Wait times vary dramatically by the type of program. Waivers serving people with HIV/AIDS averaged about four months, while intellectual and developmental disability waivers averaged 43 months, or roughly three and a half years. States also differ in what “being on the list” even means. In some states, like Tennessee and Wisconsin, you must first be clinically assessed and found eligible before joining the waitlist. In others, like Texas and New Mexico, you can get on a list simply by expressing interest, which is why Texas calls it an “interest list” and New Mexico calls it a “registry.”

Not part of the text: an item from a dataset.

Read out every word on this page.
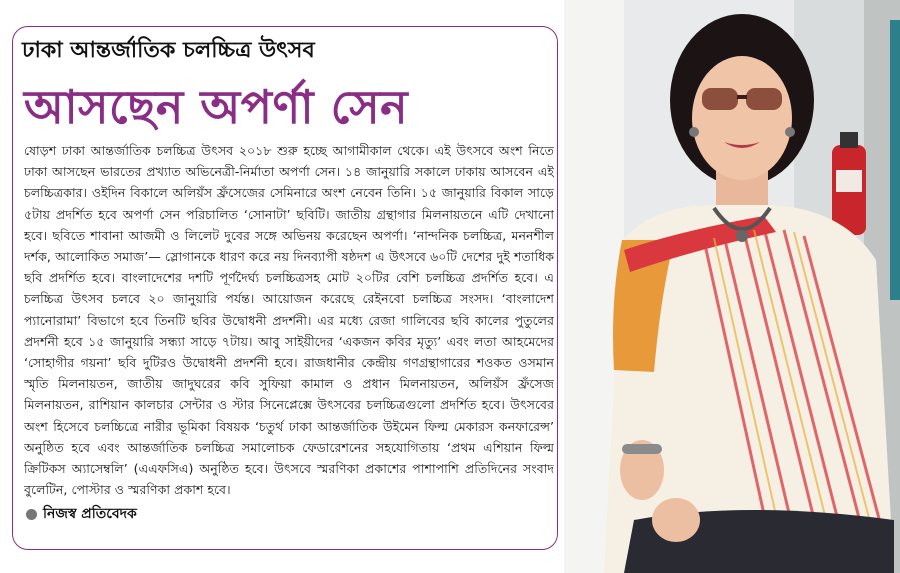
ঢাকা আন্তর্জাতিক চলচ্চিত্র উৎসব
আসছেন অপর্ণা সেন
ষোড়শ ঢাকা আন্তর্জাতিক চলচ্চিত্র উৎসব ২০১৮ শুরু হচ্ছে আগামীকাল থেকে। এই উৎসবে অংশ নিতে ঢাকা আসছেন ভারতের প্রখ্যাত অভিনেত্রী-নির্মাতা অপর্ণা সেন। ১৪ জানুয়ারি সকালে ঢাকায় আসবেন এই চলচ্চিত্রকার। ওইদিন বিকালে অলিয়ঁস ফ্রঁসেজের সেমিনারে অংশ নেবেন তিনি। ১৫ জানুয়ারি বিকাল সাড়ে ৫টায় প্রদর্শিত হবে অপর্ণা সেন পরিচালিত ‘সোনাটা’ ছবিটি। জাতীয় গ্রন্থাগার মিলনায়তনে এটি দেখানো হবে। ছবিতে শাবানা আজমী ও লিলেট দুবের সঙ্গে অভিনয় করেছেন অপর্ণা। ‘নান্দনিক চলচ্চিত্র, মননশীল দর্শক, আলোকিত সমাজ’— স্লোগানকে ধারণ করে নয় দিনব্যাপী ষষ্ঠদশ এ উৎসবে ৬০টি দেশের দুই শতাধিক ছবি প্রদর্শিত হবে। বাংলাদেশের দশটি পূর্ণদৈর্ঘ্য চলচ্চিত্রসহ মোট ২০টির বেশি চলচ্চিত্র প্রদর্শিত হবে। এ চলচ্চিত্র উৎসব চলবে ২০ জানুয়ারি পর্যন্ত। আয়োজন করেছে রেইনবো চলচ্চিত্র সংসদ। ‘বাংলাদেশ প্যানোরামা’ বিভাগে হবে তিনটি ছবির উদ্বোধনী প্রদর্শনী। এর মধ্যে রেজা গালিবের ছবি কালের পুতুলের প্রদর্শনী হবে ১৫ জানুয়ারি সন্ধ্যা সাড়ে ৭টায়। আবু সাইয়ীদের ‘একজন কবির মৃত্যু’ এবং লতা আহমেদের ‘সোহাগীর গয়না’ ছবি দুটিরও উদ্বোধনী প্রদর্শনী হবে। রাজধানীর কেন্দ্রীয় গণগ্রন্থাগারের শওকত ওসমান স্মৃতি মিলনায়তন, জাতীয় জাদুঘরের কবি সুফিয়া কামাল ও প্রধান মিলনায়তন, অলিয়ঁস ফ্রঁসেজ মিলনায়তন, রাশিয়ান কালচার সেন্টার ও স্টার সিনেপ্লেক্সে উৎসবের চলচ্চিত্রগুলো প্রদর্শিত হবে। উৎসবের অংশ হিসেবে চলচ্চিত্রে নারীর ভূমিকা বিষয়ক ‘চতুর্থ ঢাকা আন্তর্জাতিক উইমেন ফিল্ম মেকারস কনফারেন্স’ অনুষ্ঠিত হবে এবং আন্তর্জাতিক চলচ্চিত্র সমালোচক ফেডারেশনের সহযোগিতায় ‘প্রথম এশিয়ান ফিল্ম ক্রিটিকস অ্যাসেম্বলি’ (এএফসিএ) অনুষ্ঠিত হবে। উৎসবে স্মরণিকা প্রকাশের পাশাপাশি প্রতিদিনের সংবাদ বুলেটিন, পোস্টার ও স্মরণিকা প্রকাশ হবে।
নিজস্ব প্রতিবেদক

Self-Directed vs. Agency-Directed Care
Once you’re enrolled, many states let you choose how your services are delivered. The traditional model is agency-directed care: a home care agency assigns workers to you and manages scheduling, training, and payroll. The alternative is self-directed care, which puts you (or a representative you choose) in the driver’s seat.
Self-direction comes with two types of authority. “Employer authority” means you recruit, hire, train, and supervise your own caregivers. “Budget authority” means you have decision-making power over how the Medicaid dollars allocated to your care are spent. You might choose to pay a family member to provide care, hire a neighbor, or allocate funds toward specific services that matter most to you. A system of supports, typically including a financial management service, is available to help you handle the administrative side. Not every state offers self-direction for every waiver, but CMS actively encourages it as a way to promote personal choice.
How to Access Services
The starting point is your state’s Medicaid agency or the local office that handles aging and disability services. Because each state administers its own version of the program, there is no single federal application. In general, the process involves contacting your state Medicaid office, completing a financial eligibility determination, and then undergoing a clinical assessment to establish your level of care needs. If you qualify but the program is full, you’ll be placed on the waitlist.
Many states also operate information hotlines or have “no wrong door” systems designed to connect you with the right program regardless of which agency you call first. The Eldercare Locator (1-800-677-1116), run by the Administration for Community Living, can direct you to local resources in any state. For people with developmental disabilities, contacting your state’s developmental disabilities agency is often the most direct route to the appropriate waiver program.